IS GOOD WILL OUR GREATEST
POWER?
BY
EDWARD GREEN
Part
4
IV) Lovelace Looks for Weakness, or: The
Strategy of Ill Will
Clarissa is a critic, and a kind one. She very much hopes to like people.
And throughout the novel, even under the most distressing circumstances,
we see her great desire to like the world--through books, music, a garden;
and through lively correspondence with her best friend, Anna Howe. And
she has a sense of where unkindness begins--which Aesthetic Realism makes
clear: the hope for contempt. She tells the suitor her family has chosen,
"Nor can there be a greater sign of want of merit than where a man seeks
to pull down another's character, in order to build up his own." And Clarissa
is brave in criticizing the greed and ill will of her own family's real-estate
dealings.

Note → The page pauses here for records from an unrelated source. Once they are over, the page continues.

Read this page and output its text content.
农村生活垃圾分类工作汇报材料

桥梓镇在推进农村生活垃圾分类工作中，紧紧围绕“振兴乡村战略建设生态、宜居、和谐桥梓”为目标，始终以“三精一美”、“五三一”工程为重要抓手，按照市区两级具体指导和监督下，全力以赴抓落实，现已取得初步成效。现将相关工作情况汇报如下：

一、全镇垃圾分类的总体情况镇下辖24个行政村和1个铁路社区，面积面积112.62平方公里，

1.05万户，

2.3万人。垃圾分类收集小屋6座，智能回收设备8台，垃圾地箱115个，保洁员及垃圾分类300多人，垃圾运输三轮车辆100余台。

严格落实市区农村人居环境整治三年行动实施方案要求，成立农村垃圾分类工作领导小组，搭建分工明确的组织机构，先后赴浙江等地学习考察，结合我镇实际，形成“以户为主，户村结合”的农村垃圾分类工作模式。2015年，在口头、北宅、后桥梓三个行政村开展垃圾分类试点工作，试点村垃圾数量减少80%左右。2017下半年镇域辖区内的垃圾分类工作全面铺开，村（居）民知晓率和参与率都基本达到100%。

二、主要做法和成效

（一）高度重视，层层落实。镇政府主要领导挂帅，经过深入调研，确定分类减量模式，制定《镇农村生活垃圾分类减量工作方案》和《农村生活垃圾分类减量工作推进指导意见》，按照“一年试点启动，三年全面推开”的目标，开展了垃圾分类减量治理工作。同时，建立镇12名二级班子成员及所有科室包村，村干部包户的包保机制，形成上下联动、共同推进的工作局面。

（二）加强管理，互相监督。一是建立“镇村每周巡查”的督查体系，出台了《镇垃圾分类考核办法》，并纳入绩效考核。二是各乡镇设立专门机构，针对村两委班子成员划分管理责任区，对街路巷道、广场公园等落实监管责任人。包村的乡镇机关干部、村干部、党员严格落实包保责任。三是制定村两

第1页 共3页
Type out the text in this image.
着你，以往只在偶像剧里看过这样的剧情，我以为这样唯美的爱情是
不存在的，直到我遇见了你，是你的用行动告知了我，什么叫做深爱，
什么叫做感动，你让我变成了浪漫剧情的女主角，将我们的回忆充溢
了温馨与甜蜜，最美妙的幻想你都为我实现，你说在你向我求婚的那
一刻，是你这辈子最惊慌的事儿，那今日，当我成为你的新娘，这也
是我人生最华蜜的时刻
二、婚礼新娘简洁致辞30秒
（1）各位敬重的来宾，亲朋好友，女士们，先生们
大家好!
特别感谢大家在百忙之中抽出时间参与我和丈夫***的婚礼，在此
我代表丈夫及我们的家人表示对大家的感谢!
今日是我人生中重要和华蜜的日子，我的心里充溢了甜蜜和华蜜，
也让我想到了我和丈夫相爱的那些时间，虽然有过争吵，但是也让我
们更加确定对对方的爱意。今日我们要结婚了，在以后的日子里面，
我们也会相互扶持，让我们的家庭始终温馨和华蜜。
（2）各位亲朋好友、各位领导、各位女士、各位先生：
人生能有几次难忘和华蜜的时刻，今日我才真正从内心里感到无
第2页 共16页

For example, she says:
And yet, in my opinion, the world is but one great family; originally
it was so; what then is this narrow selfishness that reigns in us but relationship
remembered against relationship forgot?
I respect her very much. Yet with all her keenness, Clarissa does not see
the extent of her family's ill will. She doesn't see that their selfish
way of seeing the world and other people is also--as Aesthetic Realism
says it inevitably has to be--their way of seeing her. Her brother James--one
of the worst brothers in or out of a novel--sees Lovelace's interest in
Clarissa as a threat to his economic prominence and forces Lovelace
to a duel in which Lovelace slightly wounds him. In response, the Harlowes
bar Lovelace from making further addresses and tell Clarissa that to compensate
for the lost income her marriage with Lovelace would have provided, she
must now do right by her family and marry an elderly and repulsive miser,
Solmes, who has agreed to hand over most of his holdings to the Harlowes
if Clarissa marries him.
Lovelace, outraged, tells Clarissa he will destroy her family unless
she allows him to continue his suit. And he tells his friend Belford with
malice:
Then my revenge upon the Harlowes! To have run away with a daughter
of theirs, to make her a Lovelace--to make her one of a family so superior
to her own--what a triumph, as I have heretofore observed, to them
! But to run away with her, and to bring her to my lure in the other
light, what a mortification of their pride! What a gratification of my
own!
He plants a spy in the Harlowe home. He knows Clarissa, kept under virtual
house-arrest, will in the end have nowhere to turn but to him. In the meantime,
he feigns honorable intent.
The Harlowe family and Robert Lovelace each stand for ill will; and
though their ways of being brutal differ, they make the same mistake about
their own lives. Eli Siegel explains it in these powerful sentences from
Self and World :
The self does not want to be strong by the weakness of others. It wants
to be strong by what it is, rather than by what others are not...Power
is not just the ability to affect or change others; it is likewise the
ability to be affected or changed by others. If a person's power is only
of the first kind, his unconscious will be in distress.